Un roman (ado) de Jessica Warman
Les préjugés c’est mal.
Cette incontestable vérité, Federico la connaît bien et c’est pour cette raison qu’il lutte perpétuellement contre ces vilaines idées préconçues qui influencent ses opinions. Malheureusement, les erreurs de jugement touchent même les meilleurs et notre ami lapin va de ce pas vous le démontrer.
Voici les causes du préjugé qui a moisi la dernière lecture de Federico. La couverture du livre, tout d’abord :
Laissons reposer et envoyons la deuxième cause, le résumé de quatrième de couverture (Quoi ?! Tout cela ne serait qu’affaire de marketing ? Peut-être… Federico vous laisse en juger) :
« Quand la perfection et la beauté cachent une monstrueuse vérité…

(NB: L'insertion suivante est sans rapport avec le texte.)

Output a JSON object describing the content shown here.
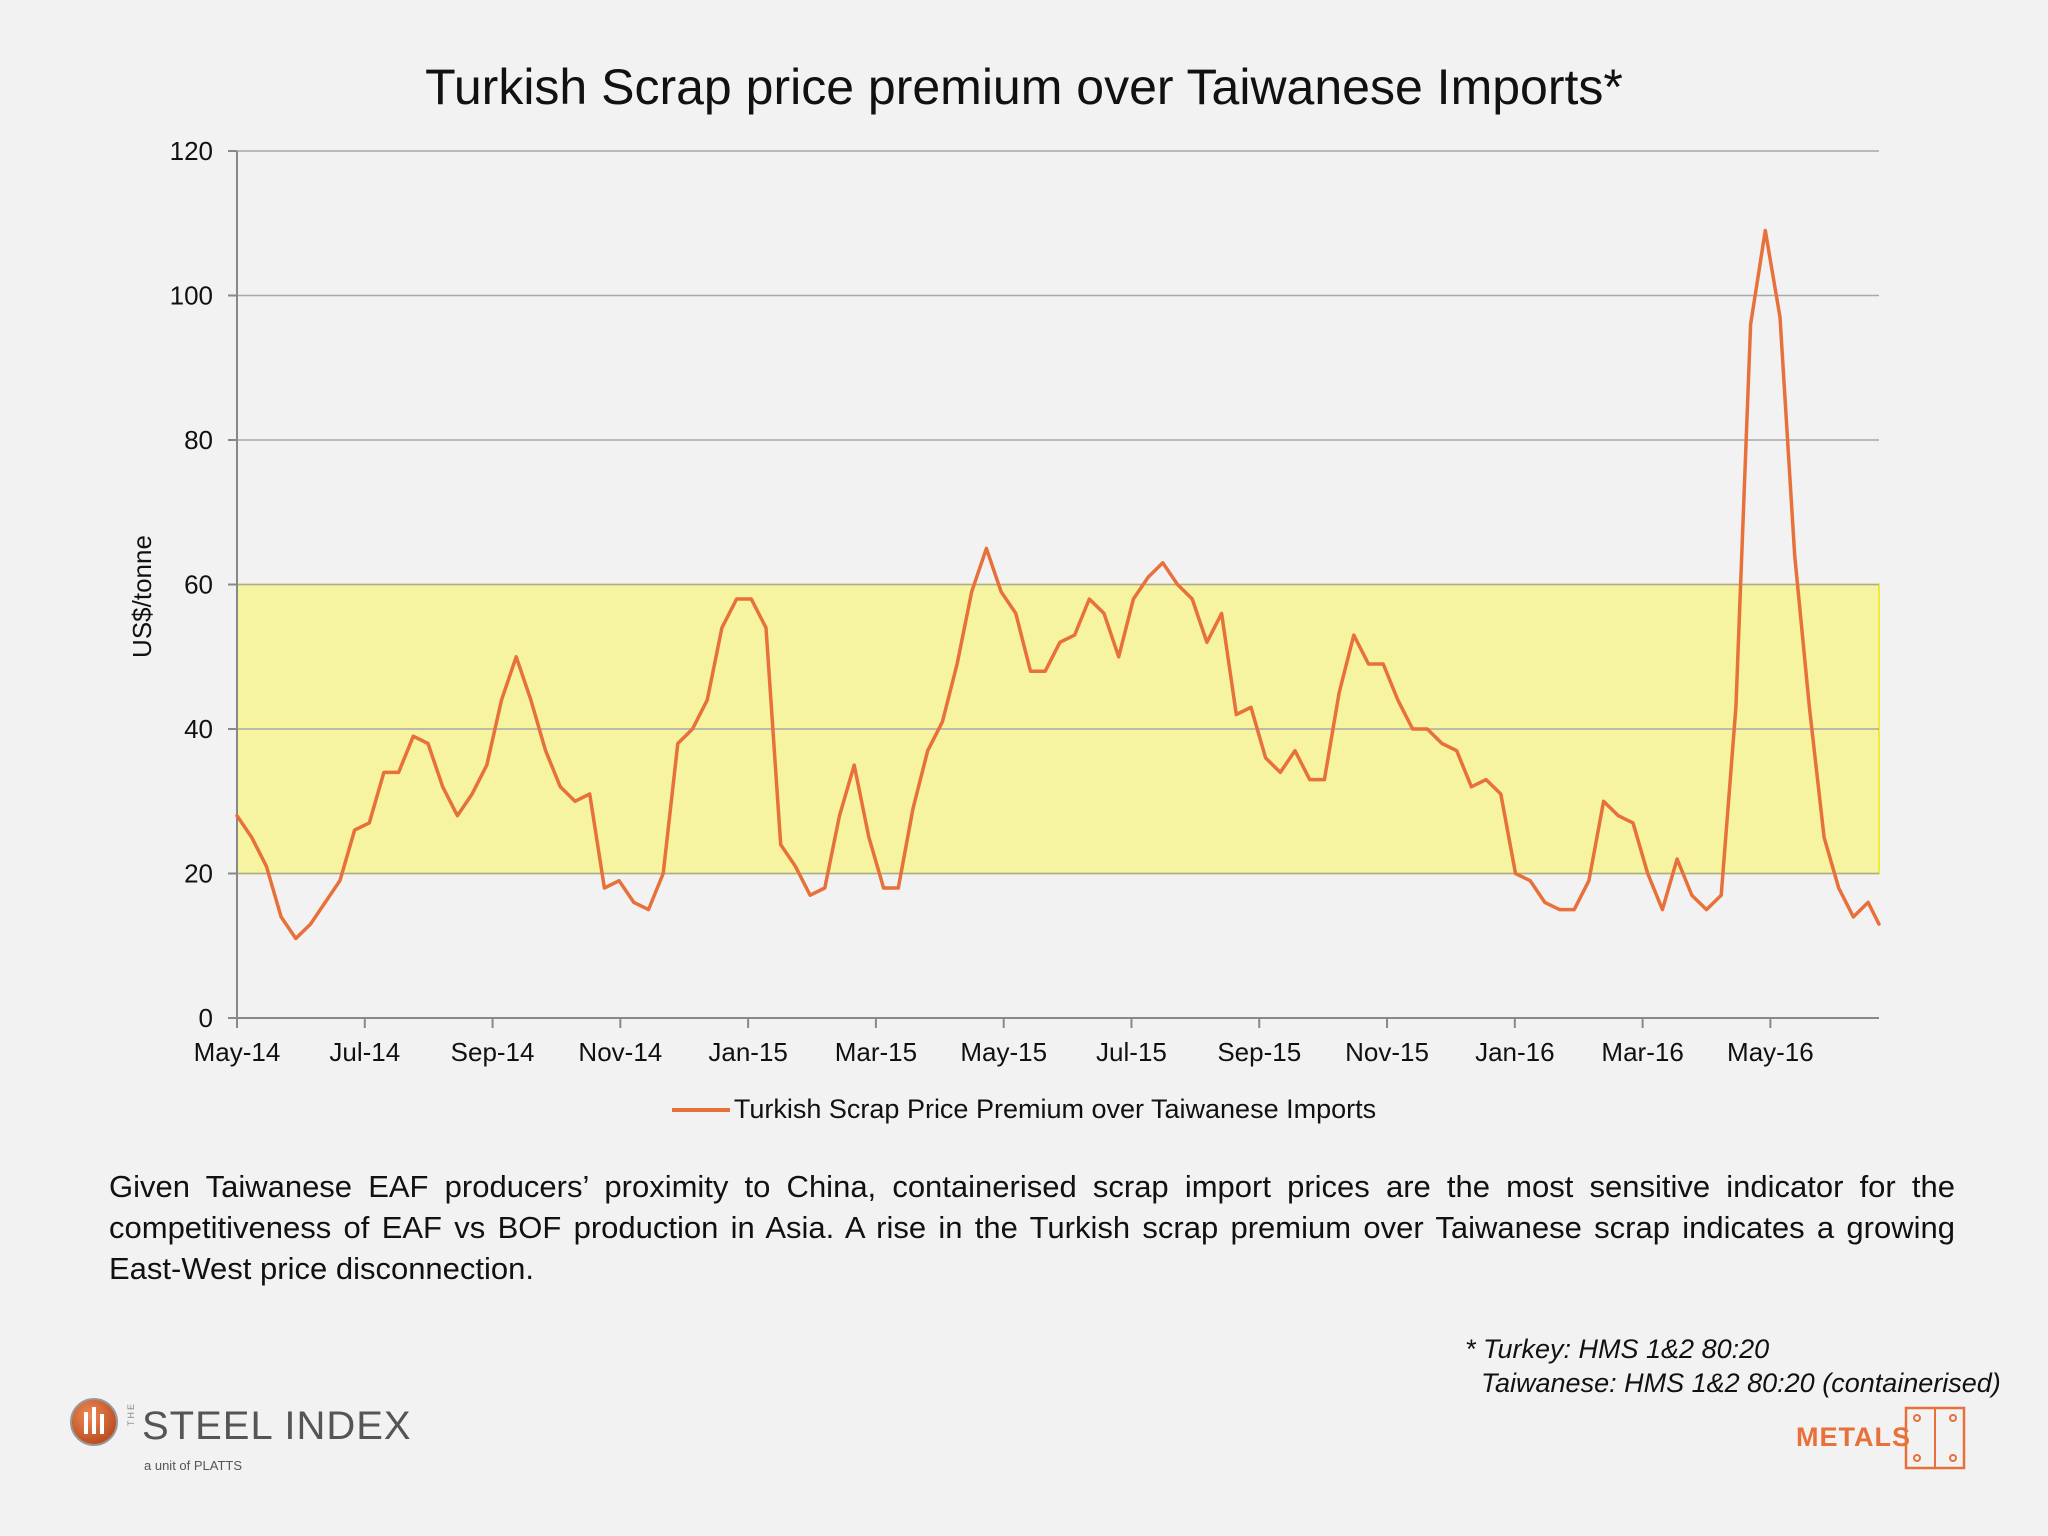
{
  "page": {
    "title": "Turkish Scrap price premium over Taiwanese Imports*"
  },
  "chart_data": {
    "type": "line",
    "title": "Turkish Scrap price premium over Taiwanese Imports*",
    "ylabel": "US$/tonne",
    "xlabel": "",
    "ylim": [
      0,
      120
    ],
    "yticks": [
      0,
      20,
      40,
      60,
      80,
      100,
      120
    ],
    "grid": true,
    "x_tick_labels": [
      "May-14",
      "Jul-14",
      "Sep-14",
      "Nov-14",
      "Jan-15",
      "Mar-15",
      "May-15",
      "Jul-15",
      "Sep-15",
      "Nov-15",
      "Jan-16",
      "Mar-16",
      "May-16"
    ],
    "x_range_months": [
      0,
      25.7
    ],
    "highlight_band": {
      "from": 20,
      "to": 60,
      "color": "#f7f59a"
    },
    "legend_position": "bottom-center",
    "series": [
      {
        "name": "Turkish Scrap Price Premium over Taiwanese Imports",
        "color": "#e8703a",
        "x_months": [
          0,
          0.23,
          0.46,
          0.69,
          0.92,
          1.15,
          1.38,
          1.61,
          1.84,
          2.07,
          2.3,
          2.53,
          2.76,
          2.99,
          3.22,
          3.45,
          3.68,
          3.91,
          4.14,
          4.37,
          4.6,
          4.83,
          5.06,
          5.29,
          5.52,
          5.75,
          5.98,
          6.21,
          6.44,
          6.67,
          6.9,
          7.13,
          7.36,
          7.59,
          7.82,
          8.05,
          8.28,
          8.51,
          8.74,
          8.97,
          9.2,
          9.43,
          9.66,
          9.89,
          10.12,
          10.35,
          10.58,
          10.81,
          11.04,
          11.27,
          11.5,
          11.73,
          11.96,
          12.19,
          12.42,
          12.65,
          12.88,
          13.11,
          13.34,
          13.57,
          13.8,
          14.03,
          14.26,
          14.49,
          14.72,
          14.95,
          15.18,
          15.41,
          15.64,
          15.87,
          16.1,
          16.33,
          16.56,
          16.79,
          17.02,
          17.25,
          17.48,
          17.71,
          17.94,
          18.17,
          18.4,
          18.63,
          18.86,
          19.09,
          19.32,
          19.55,
          19.78,
          20.01,
          20.24,
          20.47,
          20.7,
          20.93,
          21.16,
          21.39,
          21.62,
          21.85,
          22.08,
          22.31,
          22.54,
          22.77,
          23.0,
          23.23,
          23.46,
          23.69,
          23.92,
          24.15,
          24.38,
          24.61,
          24.84,
          25.07,
          25.3,
          25.53,
          25.7
        ],
        "values": [
          28,
          25,
          21,
          14,
          11,
          13,
          16,
          19,
          26,
          27,
          34,
          34,
          39,
          38,
          32,
          28,
          31,
          35,
          44,
          50,
          44,
          37,
          32,
          30,
          31,
          18,
          19,
          16,
          15,
          20,
          38,
          40,
          44,
          54,
          58,
          58,
          54,
          24,
          21,
          17,
          18,
          28,
          35,
          25,
          18,
          18,
          29,
          37,
          41,
          49,
          59,
          65,
          59,
          56,
          48,
          48,
          52,
          53,
          58,
          56,
          50,
          58,
          61,
          63,
          60,
          58,
          52,
          56,
          42,
          43,
          36,
          34,
          37,
          33,
          33,
          45,
          53,
          49,
          49,
          44,
          40,
          40,
          38,
          37,
          32,
          33,
          31,
          20,
          19,
          16,
          15,
          15,
          19,
          30,
          28,
          27,
          20,
          15,
          22,
          17,
          15,
          17,
          43,
          96,
          109,
          97,
          64,
          43,
          25,
          18,
          14,
          16,
          13
        ]
      }
    ]
  },
  "description": "Given Taiwanese EAF producers’ proximity to China, containerised scrap import prices are the most sensitive indicator for the competitiveness of EAF vs BOF production in Asia. A rise in the Turkish scrap premium over Taiwanese scrap indicates a growing East-West price disconnection.",
  "footnote": {
    "line1": "* Turkey: HMS 1&2 80:20",
    "line2": "Taiwanese: HMS 1&2 80:20 (containerised)"
  },
  "logo": {
    "the": "THE",
    "brand": "STEEL INDEX",
    "unit": "a unit of PLATTS"
  },
  "metals_logo": {
    "text": "METALS",
    "color": "#e8703a"
  }
}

Elizabeth avait tout pour être heureuse : belle, riche et un petit copain parfait. Pourtant, le matin de ses dix-huit ans, elle se réveille sur le bateau où elle a fait la fête avec ses amis. Et elle voit un corps flotter à la surface de l’eau : le sien…
Pourquoi est-elle encore là, spectatrice de sa propre mort ? Et pourquoi Alex, un garçon de son lycée disparu un an plus tôt, est-il avec elle ? Accident ou meurtre ? Ensemble, ils vont découvrir de terribles secrets trop longtemps enfouis… »
En voyant tout cela, Federico a commencé à regarder ce roman de haut. Un calcul s’est fait dans sa tête. Montage fantastico-romantico-toc + nuages électriques et verts (?!) + titre tout nul qui pue l’amour paranormo-impossible + champ lexical de l’atrocité insoutenable ET secrète + fille superficielle transformée en fantôme + guide mystérieux ET mort (rrrho, on ne devine pas du tout ce qu’il va advenir…) = Gossip Girl chez Black Moon.
Pour résumer, Federico s’attendait à subir une romance impossible chez les macchabées, mitonnée tout exprès pour les adolescentes qui trouvent que les mecs vivants, ça manque de mordant. Quelque chose comme ça en fait.
Alors qu’en réalité, ce n’est pas ça du tout. Mais alors pas du tout. Sauf que Federico a mis les 3/4 du livre à s’en rendre compte. Et ça lui a bien gâché sa lecture. Parce qu’à attendre quelque chose qui n’arrive pas, on passe à côté du récit et on s’ennuie. Avec le recul, cette longueur n’est pas à imputer qu’à l’erreur de jugement de notre ami lapin : Reste avec moi aurait mérité d’être moitié moins long. La première partie traîne beaucoup en longueur et brasse un peu d’air, trop occupée à planter le décor pour la deuxième partie. L’écriture, très ordinaire, ne parvient pas à relever la situation.
Malgré cela, il faut rendre justice à ce roman très sensible, sur un sujet assez douloureux (le résumé en fait un peu trop dans le genre « affreux et terrible », mais quand même, ça rigole passouvent) qui a profité des dernières pages pour émouvoir Federico. L’auteur sonde l’âme des personnages, toute en ambiguïtés, entre zones d’ombre et moments de grâce. Alors que la fourbe couverture nous vend une histoire fantastique et effrayante, Federico y a surtout vu le portrait désabusé de quelques gamins pourris gâtés. Elizabeth est un fantôme assez intéressant qui n’a rien de mieux à faire que de dresser le bilan de son existence doré et de gratter le vernis pour percer le mystère de sa mort. L’auteur joue le jeu du fantôme jusqu’au bout : ses spectres sont incapables de la moindre action ce qui les condamne à observer les vivants et à aller puiser les réponses dans leurs souvenirs. D’où une intrigue qui n’avance pas très vite.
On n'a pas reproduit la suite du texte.